Foto: Arthur e Juliette trocam farpas durante prova do líder no BBB 21. Discussão começou porque brother enxergava a sister como ameaça no jogo. Foto disponibilizada em reportagem no portal da Jovem Pan. (https://jovempan.com.br/entretenimento/tv-e-cinema/bronca-de-boninho-briga-de-juliette-e-arthur-eliminacao-acompanhe-a-prova-do-lider-do-bbb-21.html)
Seja uma versão cada vez mais aprimorada de você mesmo. Evolua, supere os erros de seu passado e se esforce para conquistar a simpatia das pessoas, derrotando todos os competidores que encontrar. Seja honesto e autêntico, pois sua principal arma é sua personalidade. Depois, quando enfim for considerado um campeão, desfrute de seu prêmio: dinheiro, fama, status e reconhecimento são alguns dos mimos oferecidos a quem alcançar a vitória.
O parágrafo anterior poderia perfeitamente ser usado como texto motivacional por um coach qualquer em uma palestra sobre empreendedorismo, mas também pode ser lido como uma breve descrição do que fazer para vencer o Big Brother Brasil. Na semana em que a 21ª edição do reality show chega ao fim, apesar do número considerável de haters, seu sucesso continua inegável – não apenas com relação aos índices de audiência do programa em si, mas também em termos de engajamento dos conteúdos relacionados ao BBB nas redes sociais.
Certamente, vários fatores contribuem para que o programa tenha alcançado um sucesso tão intenso e duradouro.
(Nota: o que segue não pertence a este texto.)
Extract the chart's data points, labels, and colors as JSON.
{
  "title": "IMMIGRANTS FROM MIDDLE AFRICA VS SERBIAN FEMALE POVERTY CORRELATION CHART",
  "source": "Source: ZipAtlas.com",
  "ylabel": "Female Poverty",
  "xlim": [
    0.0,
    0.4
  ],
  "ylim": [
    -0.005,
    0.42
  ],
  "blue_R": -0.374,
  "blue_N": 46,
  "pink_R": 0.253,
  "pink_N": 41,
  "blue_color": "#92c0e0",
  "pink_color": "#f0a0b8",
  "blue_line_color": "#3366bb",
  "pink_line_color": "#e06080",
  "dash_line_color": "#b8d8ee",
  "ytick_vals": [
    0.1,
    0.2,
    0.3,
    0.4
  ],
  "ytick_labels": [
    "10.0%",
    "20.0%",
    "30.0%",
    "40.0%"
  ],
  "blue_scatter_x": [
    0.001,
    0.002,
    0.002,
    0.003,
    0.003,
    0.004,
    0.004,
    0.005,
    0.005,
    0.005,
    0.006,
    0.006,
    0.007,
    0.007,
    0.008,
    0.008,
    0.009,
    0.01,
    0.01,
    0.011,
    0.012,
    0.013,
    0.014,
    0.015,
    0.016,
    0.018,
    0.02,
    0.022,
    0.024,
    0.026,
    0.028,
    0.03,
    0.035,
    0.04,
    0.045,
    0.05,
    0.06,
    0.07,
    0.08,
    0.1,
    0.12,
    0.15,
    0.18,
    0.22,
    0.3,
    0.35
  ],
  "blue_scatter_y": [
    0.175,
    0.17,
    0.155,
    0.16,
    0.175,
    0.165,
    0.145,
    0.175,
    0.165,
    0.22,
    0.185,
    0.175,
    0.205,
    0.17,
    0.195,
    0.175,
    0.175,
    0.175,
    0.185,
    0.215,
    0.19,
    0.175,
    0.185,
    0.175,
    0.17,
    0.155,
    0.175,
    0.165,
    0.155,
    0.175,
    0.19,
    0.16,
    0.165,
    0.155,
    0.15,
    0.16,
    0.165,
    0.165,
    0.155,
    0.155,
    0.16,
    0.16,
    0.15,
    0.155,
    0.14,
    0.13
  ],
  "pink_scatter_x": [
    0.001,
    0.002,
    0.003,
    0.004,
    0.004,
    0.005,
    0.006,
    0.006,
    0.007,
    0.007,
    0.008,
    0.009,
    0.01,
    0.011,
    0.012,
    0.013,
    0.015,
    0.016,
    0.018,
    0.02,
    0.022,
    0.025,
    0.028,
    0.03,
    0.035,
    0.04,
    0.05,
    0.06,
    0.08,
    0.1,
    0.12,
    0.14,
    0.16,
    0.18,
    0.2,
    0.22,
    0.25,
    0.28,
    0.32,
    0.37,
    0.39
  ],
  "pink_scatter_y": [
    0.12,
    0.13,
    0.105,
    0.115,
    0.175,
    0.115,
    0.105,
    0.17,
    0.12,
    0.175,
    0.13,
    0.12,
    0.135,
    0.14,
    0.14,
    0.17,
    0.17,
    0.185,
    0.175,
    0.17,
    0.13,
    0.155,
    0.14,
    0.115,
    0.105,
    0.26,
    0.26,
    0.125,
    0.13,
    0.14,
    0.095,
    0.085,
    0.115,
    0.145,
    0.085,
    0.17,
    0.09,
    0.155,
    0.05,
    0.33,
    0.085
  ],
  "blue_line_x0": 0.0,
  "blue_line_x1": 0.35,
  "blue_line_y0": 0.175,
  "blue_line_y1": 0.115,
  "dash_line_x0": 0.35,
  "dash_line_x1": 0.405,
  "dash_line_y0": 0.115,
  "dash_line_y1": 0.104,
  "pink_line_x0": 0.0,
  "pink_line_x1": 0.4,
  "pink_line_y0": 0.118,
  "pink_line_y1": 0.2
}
Além de todo o dinheiro investido na produção e na divulgação, o reality conta com uma fórmula que consegue nos tocar em nossos pontos fracos (desde aquela vontade de espiar os outros em suas ações cotidianas até o desejo de conhecer e a capacidade de se identificar com as histórias e as escolhas dos personagens do jogo). Além disso, ao menos um pouco do sucesso pode ser atribuído ao fato de que a fórmula do jogo reflete, embora intensificando alguns aspectos, a disputa diária que vivemos em nossas vidas – em meio ao contexto do capitalismo e, mais especificamente, do neoliberalismo, ideologia dominante no mundo atual.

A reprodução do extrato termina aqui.